The problem of Distant Automatic Speech Recognition (DASR) remains an important topic that has received much attention in the past few years. DASR represents an important component for enabling a truly natural and ambient intelligence system such as Nuance’s Dragon Ambient eXperience (DAX). The current state of the art methods for DASR are based on multi-channel end-to-end (MCE2E) architectures where the front-end signal processing, acoustic modeling and language modeling are integrated into a single system that allows for a joint optimization of all sub-systems.
Current state of the art MCE2E DASR systems can be broadly grouped into three categories. The first are systems where the multi-channel front-end is based on a signal processing-based spatial filtering method with some elements of the algorithm being jointly estimated with the E2E ASR system. The second category of systems are based on neural filter and sum structures that directly optimize the ASR loss function. Finally, there are methods for speech dereverberation, which target reducing the level of reverberation in the signal. Since complete inversion of the acoustic transfer function is a challenging problem, many state of the art methods instead target channel shortening, whereby some amount of early reflections are kept intact and only the later reverberation is removed, retaining spatial localization information and thus enabling application of subsequent spatial processing algorithms.
In our ICASSP 2022 paper, we propose a novel frontend based on dereverberation of microphone signals via a multi-channel Weighted Prediction Error (WPE)-based method followed by a fixed beamformer with 16 beams driving our recently proposed Self Attention Channel Combinator (SACC) for multi-channel signal combination using a self-attention mechanism.

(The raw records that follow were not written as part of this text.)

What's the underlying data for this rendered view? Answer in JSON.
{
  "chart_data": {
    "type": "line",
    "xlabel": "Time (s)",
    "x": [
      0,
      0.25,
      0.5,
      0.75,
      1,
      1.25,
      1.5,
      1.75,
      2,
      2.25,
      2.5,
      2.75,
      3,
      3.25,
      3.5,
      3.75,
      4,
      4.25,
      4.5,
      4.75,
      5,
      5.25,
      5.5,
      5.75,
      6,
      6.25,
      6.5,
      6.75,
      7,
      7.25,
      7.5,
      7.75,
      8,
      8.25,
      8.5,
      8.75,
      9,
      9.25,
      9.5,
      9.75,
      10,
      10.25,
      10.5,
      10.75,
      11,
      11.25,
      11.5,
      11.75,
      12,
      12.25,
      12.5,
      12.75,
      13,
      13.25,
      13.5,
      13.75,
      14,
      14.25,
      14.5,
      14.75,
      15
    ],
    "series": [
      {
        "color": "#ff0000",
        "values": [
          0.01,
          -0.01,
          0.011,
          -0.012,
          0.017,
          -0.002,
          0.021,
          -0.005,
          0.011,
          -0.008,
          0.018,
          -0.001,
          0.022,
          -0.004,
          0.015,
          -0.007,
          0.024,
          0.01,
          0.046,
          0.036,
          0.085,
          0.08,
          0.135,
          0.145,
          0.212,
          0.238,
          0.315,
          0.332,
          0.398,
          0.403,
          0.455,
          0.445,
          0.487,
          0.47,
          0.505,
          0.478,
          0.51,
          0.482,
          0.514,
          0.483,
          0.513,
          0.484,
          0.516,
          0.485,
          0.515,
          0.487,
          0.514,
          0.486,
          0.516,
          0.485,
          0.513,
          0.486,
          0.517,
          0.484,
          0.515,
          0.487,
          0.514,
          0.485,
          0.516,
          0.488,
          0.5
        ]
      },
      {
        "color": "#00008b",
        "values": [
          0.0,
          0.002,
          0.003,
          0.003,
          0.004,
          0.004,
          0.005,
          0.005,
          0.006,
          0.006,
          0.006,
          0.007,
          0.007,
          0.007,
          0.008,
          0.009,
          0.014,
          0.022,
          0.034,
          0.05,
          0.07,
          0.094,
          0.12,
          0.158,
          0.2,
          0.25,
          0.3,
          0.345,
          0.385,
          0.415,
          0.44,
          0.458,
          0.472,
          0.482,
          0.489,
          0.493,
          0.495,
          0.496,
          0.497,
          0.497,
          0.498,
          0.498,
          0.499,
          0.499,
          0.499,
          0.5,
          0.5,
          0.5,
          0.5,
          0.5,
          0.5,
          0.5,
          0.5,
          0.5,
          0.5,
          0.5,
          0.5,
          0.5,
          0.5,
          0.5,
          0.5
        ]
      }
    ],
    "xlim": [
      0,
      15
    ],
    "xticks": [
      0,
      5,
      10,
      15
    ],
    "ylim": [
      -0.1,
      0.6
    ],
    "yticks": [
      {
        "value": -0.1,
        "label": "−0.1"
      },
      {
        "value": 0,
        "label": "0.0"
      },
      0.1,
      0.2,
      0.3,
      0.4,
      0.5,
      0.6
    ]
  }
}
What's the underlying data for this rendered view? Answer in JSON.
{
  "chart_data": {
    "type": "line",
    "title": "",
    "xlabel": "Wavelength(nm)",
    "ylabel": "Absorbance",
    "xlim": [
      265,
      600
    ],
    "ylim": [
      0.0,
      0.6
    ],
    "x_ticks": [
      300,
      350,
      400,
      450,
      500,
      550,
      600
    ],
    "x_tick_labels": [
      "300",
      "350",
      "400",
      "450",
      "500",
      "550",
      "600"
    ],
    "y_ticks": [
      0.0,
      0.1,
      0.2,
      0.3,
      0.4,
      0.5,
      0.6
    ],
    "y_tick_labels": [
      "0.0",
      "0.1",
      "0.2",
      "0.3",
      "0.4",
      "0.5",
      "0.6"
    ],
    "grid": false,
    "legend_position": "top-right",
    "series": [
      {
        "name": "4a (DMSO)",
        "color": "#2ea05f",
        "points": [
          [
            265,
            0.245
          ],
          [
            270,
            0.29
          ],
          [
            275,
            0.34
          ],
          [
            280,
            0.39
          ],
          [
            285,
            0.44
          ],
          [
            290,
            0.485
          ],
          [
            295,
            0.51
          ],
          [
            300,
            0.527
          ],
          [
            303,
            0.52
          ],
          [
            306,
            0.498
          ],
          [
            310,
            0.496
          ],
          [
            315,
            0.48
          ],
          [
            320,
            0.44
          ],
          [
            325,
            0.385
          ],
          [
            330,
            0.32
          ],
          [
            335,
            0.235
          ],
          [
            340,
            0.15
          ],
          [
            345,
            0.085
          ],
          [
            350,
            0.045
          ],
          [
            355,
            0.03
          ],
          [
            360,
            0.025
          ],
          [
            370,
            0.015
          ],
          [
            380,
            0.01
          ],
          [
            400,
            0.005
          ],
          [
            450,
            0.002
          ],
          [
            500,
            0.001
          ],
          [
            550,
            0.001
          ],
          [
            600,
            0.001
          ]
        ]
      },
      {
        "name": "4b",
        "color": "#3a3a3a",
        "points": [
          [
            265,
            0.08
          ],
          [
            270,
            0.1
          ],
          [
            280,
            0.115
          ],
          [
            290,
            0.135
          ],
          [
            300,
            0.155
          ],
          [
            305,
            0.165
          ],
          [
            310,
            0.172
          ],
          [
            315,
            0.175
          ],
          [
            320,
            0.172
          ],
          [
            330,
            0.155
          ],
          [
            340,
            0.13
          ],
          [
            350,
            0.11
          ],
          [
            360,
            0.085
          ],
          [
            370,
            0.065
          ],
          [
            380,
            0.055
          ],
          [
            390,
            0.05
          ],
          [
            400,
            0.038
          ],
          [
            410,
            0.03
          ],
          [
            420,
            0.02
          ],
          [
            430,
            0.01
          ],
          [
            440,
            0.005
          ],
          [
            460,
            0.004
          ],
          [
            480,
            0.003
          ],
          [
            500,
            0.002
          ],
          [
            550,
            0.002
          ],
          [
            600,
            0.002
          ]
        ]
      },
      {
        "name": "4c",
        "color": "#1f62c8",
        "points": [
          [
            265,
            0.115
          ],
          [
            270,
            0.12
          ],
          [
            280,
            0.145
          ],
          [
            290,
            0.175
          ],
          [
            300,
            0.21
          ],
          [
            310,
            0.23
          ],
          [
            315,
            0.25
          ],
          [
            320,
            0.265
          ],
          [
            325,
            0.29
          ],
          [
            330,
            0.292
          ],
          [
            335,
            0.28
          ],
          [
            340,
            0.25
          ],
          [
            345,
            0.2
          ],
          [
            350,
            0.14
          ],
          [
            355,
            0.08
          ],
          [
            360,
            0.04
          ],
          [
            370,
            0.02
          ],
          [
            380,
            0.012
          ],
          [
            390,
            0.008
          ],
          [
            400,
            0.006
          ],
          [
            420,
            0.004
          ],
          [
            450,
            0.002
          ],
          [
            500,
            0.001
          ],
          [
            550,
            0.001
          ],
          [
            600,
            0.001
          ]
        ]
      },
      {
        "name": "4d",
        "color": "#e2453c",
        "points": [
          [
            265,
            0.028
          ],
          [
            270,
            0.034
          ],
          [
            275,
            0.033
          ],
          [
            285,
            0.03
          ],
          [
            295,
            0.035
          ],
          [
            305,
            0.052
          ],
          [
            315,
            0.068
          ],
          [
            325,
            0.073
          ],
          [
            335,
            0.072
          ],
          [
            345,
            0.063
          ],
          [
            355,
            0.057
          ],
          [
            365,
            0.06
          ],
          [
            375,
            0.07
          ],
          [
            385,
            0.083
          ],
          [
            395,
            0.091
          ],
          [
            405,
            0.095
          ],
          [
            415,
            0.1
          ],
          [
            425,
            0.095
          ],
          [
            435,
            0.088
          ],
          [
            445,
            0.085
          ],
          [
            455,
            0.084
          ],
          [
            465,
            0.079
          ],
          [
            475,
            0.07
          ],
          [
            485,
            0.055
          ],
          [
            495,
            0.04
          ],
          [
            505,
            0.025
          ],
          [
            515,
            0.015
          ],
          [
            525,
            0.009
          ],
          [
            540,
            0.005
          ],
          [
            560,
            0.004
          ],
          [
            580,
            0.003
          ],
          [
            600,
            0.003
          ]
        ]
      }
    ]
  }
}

The above figure shows the overall architecture of our proposed system. Audio form an 8-channel microphone array are first processed by an 8 channel WPE-based dereverberation algorithm to reduce the level of late reverberation in the signals. These are then processed by 16 fixed beamformers resulting in a 16 channel beamformed signal. The SACC component produces a single channel signal in the short time Fourier transform domain by taking an element-wise product and sum over the channel dimension of a weight matrix (computed via a scaled dot-product self-attention mechanism) and the normalized logarithmic power of multi-channel input. This is then used as input to an E2E ASR system and the SACC weights are learnt jointly with the ASR.
To train the ASR systems, a 460 hour multi-channel training dataset was created by convolving a clean subset of single channel speech from the LibriSpeech and Mozilla Common Voice datasets with simulated room impulse responses (RIRs) and additive ambient noise followed by a level augmentation. For test data, a set of clean speech utterances from the Librispeech test-clean partition were simultaneously played back through artificial mouth loudspeakers and recorded by a wall mounted 8 microphone uniform linear array. The playback and recording was performed from four positions in a typical office room (3m X 3.7m), simulating two pairs of conversation positions.
The ASR test results for the different systems are presented in Figure 2, where it can be seen that our proposed system provides the highest word accuracy rate of 93.1%, nearly 36% fewer errors than the single distant microphone (SDM) baseline. Furthermore, as shown in Figure 3, the average SACC weights for a test utterance correlate with the source position. This is an added advantage of our proposed architecture, in that using the SACC weights, source location information may be inferred and used for other tasks such as speaker diarization.
In conclusion, we have shown how a novel multi-channel frontend, comprising a multi-channel dereverberation followed by a set of fixed beamformers, can be used in conjunction with a self-attention channel combinator-based E2E system to deliver state of the art far field ASR.